Suele pasar: cuando una buena película extranjera alcanza cierto éxito internacional y los críticos la eligen para el top ten del año, Hollywood hace un remake y convierte el formato en una fórmula. Secuestro en Directo (On the Line) sigue la línea de la película danesa Guilty (Gustav Möller, 2018) –que había demostrado que con una llamada telefónica, un mínimo de recursos y en un solo escenario se podía llenar de adrenalina la pantalla–, y es un intento de hacer del cine una experiencia saturada de angustia e incertidumbre cuando un locutor de radio recibe el llamado del secuestrador de su familia.
Elvis Cooney (Mel Gibson) es el animal de radio con 40 años de trayectoria. Pero su carrera está en declive: desconectado de los nuevos medios de comunicación virtual, su programa On the Line ocupa la poco envidiable franja nocturna de una emisora de Los Ángeles. Es la hora de los desesperados, y el locutor cumple con una especie de función social: un gurú de consejos fáciles y estereotipados, dichos a una distancia emocional prudencial, como si fuera una biblia de autoayuda parlante.
Gibson le inyecta a su personaje una personalidad llena de ambigüedad, que puede tener actitudes de diva egocéntrica radial y un marcado desinterés por los empleados de la radio, pero también es un jefe carismático y un padre cariñoso y protector. El comienzo de la película lo muestra con su familia, antes de ir a la radio la noche que festejará su cumpleaños al aire. Con su compañera Mary (Alia Seror-O’Neill) y el nuevo operador de sonido Dylan (William Moseley) hacen la rutina de escuchar la angustia y el desconsuelo noctámbulo de la ciudad.
Secuestro en Directo: Mel Gibson en la hora de los desesperados
Si el prólogo de Secuestro en Directo sirve para presentar al personaje, a partir de que un hombre llama al programa diciendo que está afuera de la casa del locutor y que está dispuesto a arruinar su vida como Elvis se la arruinó a él, la película entra en estado de thriller permanente. Todo el carisma y la trayectoria se disuelven en el miedo y la impotencia, mientras el oyente –un soldado del ejército que regresó de Afganistán– revela los secretos sucios del conductor y asegura haber puesto explosivos en todo el edificio para que exploten en 40 minutos.
Pero si las premisas responden a cierta cercanía con la realidad, lo que sigue es un descenso al grado cero de la verosimilitud. Es un juego de humillaciones y persecución dentro de la radio, una idea que propone el psycho para no asesinar a la familia de Elvis.

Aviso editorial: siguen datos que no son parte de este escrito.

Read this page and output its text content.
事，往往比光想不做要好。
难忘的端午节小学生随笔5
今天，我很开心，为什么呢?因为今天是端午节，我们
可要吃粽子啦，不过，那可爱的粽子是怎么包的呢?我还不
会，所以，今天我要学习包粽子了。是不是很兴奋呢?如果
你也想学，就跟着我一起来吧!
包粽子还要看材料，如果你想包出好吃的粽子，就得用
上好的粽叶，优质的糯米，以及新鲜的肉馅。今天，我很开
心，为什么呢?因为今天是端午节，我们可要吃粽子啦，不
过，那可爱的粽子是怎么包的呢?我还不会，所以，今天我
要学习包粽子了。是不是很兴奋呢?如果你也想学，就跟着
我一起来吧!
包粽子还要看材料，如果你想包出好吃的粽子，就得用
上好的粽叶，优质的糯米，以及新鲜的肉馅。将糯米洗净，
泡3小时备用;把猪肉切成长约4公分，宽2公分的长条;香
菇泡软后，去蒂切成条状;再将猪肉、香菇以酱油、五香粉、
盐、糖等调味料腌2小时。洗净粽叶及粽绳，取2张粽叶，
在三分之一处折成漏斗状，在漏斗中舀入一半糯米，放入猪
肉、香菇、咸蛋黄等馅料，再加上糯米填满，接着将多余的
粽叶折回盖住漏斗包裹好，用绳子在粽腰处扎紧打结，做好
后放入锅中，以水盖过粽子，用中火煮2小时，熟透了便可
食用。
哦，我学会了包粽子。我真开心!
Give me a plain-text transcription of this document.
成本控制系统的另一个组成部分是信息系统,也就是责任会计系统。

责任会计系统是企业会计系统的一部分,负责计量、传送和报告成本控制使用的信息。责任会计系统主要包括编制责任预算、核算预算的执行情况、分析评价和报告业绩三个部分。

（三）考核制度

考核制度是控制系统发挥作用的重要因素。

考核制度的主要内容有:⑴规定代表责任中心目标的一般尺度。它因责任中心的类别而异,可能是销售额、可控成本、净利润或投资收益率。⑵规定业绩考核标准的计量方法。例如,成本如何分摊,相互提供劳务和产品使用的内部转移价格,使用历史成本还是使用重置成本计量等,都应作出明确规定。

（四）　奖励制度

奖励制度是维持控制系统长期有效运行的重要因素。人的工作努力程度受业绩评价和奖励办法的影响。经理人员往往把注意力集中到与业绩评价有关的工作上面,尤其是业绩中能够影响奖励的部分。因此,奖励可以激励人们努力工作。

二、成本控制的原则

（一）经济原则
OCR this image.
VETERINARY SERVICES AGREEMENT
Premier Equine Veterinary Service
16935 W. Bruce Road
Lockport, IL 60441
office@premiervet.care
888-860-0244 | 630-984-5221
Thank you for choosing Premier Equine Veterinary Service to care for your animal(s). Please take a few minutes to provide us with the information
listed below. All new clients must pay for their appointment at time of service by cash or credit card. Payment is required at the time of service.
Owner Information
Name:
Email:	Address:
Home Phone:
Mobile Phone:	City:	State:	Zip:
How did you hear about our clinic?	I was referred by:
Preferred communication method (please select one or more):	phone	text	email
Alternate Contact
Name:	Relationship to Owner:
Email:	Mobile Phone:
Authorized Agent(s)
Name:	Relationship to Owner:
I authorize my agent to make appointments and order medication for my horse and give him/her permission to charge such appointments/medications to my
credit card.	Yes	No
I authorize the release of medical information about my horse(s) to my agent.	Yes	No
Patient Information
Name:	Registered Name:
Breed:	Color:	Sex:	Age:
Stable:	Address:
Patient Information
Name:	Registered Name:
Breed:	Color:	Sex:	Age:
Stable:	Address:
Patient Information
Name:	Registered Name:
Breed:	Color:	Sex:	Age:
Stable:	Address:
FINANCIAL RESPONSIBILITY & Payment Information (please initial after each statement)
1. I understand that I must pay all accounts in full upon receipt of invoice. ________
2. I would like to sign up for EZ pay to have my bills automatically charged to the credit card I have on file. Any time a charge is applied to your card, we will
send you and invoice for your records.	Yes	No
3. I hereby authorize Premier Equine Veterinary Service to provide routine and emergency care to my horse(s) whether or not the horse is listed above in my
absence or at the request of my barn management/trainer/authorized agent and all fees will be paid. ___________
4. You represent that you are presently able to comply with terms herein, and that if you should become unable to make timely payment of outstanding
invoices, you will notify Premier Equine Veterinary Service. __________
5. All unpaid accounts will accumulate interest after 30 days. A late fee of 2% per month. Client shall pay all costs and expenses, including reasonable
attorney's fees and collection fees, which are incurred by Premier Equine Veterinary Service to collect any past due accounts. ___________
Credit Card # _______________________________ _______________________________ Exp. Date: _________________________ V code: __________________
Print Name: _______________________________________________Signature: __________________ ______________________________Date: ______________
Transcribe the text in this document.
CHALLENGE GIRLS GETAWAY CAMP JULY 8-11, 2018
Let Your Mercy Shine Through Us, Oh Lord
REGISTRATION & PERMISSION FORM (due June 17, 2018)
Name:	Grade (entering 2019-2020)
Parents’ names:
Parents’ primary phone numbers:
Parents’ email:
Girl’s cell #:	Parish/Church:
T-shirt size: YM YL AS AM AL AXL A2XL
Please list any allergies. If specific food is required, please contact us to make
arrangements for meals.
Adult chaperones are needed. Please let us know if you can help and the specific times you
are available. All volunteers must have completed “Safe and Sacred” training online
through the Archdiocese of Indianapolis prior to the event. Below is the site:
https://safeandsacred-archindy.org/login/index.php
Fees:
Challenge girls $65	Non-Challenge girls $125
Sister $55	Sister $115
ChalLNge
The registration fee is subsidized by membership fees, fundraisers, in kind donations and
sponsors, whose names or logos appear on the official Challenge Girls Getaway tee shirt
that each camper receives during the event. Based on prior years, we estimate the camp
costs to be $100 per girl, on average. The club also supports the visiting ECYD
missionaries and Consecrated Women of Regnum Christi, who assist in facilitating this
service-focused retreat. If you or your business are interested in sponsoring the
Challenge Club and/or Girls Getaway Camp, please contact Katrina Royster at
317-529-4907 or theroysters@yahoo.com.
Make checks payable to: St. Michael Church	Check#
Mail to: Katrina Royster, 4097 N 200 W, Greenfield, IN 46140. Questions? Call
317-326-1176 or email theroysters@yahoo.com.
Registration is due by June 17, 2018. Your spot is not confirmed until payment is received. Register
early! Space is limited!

Pero el guion corre los límites de la lógica. Es el problema con esta clase de películas, en las que una historia choca con lo posible. De hecho, Secuestro en Directo podría interpretarse como una parodia del género si no fuera porque lo hace desde la más absoluta seriedad de su puesta en escena realista para una película inquietantemente absurda.
La película acierta con su protagonista, un narcisista que ha insultado, acosado y descuidado a demasiadas personas como para recordar por qué ahora tiene que pasar por esta pesadilla. Pero hay una simpleza general llena de trucos y manipulación emocional en la forma en que el guion transcurre una vez que Secuestro en Directo llega a un nivel aceptable de intensidad entre Elvis y su interlocutor amenazante.
La sobreexplotación de recursos narrativos –la voz de la niña al teléfono, los disparos que se escuchan, las bombas, los asesinatos dentro de la radio, las cámara de vigilancia que maneja el secuestrador– y la falta de un sentido realista orientativo completan Secuestro en Directo, un thriller exagerado que se perderá en el éter del cielo de las películas clase B.